Week 6: Edit Distance Backtracing
Chris Tralie
Overview / Logistics
We talked about an iterative dynamic programming solution for the string edit distance in Module 10. The method we came up with was able to compute the optimal distance by filling in a table of costs of matching all pairs of substrings, and we were able to lookup the cost as the lower right element in this table, which corresponded to the cost between full strings. The table below shows an example for "school" versus "fools," where the optimal cost is 4
What this does not tell us is what operations were needed to get this answer. For this, we need another data structure to store what the optimal actions were at each step. The image below shows arrows drawing decisions that were optimal for every substring
To extract an optimal way to match, you must backtrace from the lower right element; that is, start at the lower right element and follow arrows until you get to [0, 0]. The red arrows show all of the decisions that are along a path that starts from [M, N] and ends up at [0, 0]. For example, one such path is
[[6, 5], [6, 4], [5, 3], [4, 2], [3, 1], [2, 1], [1, 1], [0, 0]]

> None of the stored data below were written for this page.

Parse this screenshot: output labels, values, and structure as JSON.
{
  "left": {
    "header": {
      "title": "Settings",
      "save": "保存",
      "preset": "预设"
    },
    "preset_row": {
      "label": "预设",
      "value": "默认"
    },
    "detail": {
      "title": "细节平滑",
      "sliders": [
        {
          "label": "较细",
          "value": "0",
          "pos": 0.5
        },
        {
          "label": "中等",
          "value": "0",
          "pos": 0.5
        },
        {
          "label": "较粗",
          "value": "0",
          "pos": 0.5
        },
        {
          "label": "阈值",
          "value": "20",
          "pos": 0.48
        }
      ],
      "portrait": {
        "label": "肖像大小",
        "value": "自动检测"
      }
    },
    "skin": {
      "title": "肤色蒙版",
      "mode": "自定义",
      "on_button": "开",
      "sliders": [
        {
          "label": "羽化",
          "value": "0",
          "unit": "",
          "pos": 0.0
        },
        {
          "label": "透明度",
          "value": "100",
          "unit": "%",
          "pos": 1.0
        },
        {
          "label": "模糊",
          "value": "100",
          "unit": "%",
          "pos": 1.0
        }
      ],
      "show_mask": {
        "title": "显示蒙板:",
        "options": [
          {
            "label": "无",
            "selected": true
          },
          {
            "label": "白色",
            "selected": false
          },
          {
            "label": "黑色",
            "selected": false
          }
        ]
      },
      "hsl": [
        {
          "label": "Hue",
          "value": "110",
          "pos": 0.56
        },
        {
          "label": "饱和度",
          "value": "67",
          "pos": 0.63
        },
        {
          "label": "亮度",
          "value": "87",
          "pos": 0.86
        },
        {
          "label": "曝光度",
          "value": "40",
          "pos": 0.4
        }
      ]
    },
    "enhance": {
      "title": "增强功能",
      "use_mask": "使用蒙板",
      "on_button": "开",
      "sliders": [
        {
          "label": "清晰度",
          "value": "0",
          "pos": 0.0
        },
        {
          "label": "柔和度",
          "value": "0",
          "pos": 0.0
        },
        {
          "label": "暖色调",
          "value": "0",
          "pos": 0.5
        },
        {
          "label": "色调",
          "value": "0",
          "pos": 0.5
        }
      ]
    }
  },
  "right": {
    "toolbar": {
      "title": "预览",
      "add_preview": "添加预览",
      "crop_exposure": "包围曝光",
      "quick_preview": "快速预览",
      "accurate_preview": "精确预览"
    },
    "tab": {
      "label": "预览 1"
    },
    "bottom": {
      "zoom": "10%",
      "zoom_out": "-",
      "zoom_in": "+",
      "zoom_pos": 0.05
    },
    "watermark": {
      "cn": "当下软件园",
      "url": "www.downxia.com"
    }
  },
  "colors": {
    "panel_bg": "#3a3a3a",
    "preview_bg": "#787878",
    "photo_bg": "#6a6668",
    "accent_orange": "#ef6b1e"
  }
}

The image below shows this path circled in blue
If we walk this path in the backwards direction from how we discovered it, we can translate this to the following operations to transform "school" into "fools":
Swap in an f for the s Delete c Delete h Match o and o Match o and o Match l and l Add s
This sequence has a total cost of 4 (1 swap, 2 deletes, and 1 add). But this is not the only path we could find! Consider the following path:
[[6, 5], [6, 4], [5, 3], [4, 2], [3, 1], [2, 0], [1, 0], [0, 0]]
This is shown below
This would translate into the following sequence
Delete s Delete c Swap in an f for the h Match o and o Match o and o Match l and l Add s
Interestingly, this also has a cost of 4, but it's a different way of getting that answer! (2 deletes, 1 swap, one add). And there is actually one more way (see if you can find it)
Programming Tasks
Click here to download the starter code.
Task 1: Backtrace breaking ties
Your first task is to backtrace by breaking ties in the optimal moves. The code already does this for you by choosing the left arrow if all else is equal, followed by the up arrow, followed by the diagonal arrow. The table moves
stores a 1 if the left arrow (cost1) was the optimal at that cell, a 2 if the the up arrow (cost2) was optimal at that cell, and a 3 if the diagonal arrow (cost3) was optimal at that cell. You should create a loop to follow these arrows back from [M, N] to [0, 0]
Task 2: Backtracing all paths
If there are ties, it might also be interesting to know all possible paths from the lower right to the upper left of the table. So we don't just want to break ties, but to store all of the arrows. Write code to extract all paths this way. The easiest way to do this is using recursion. Every time you branch off, you need to make a new list.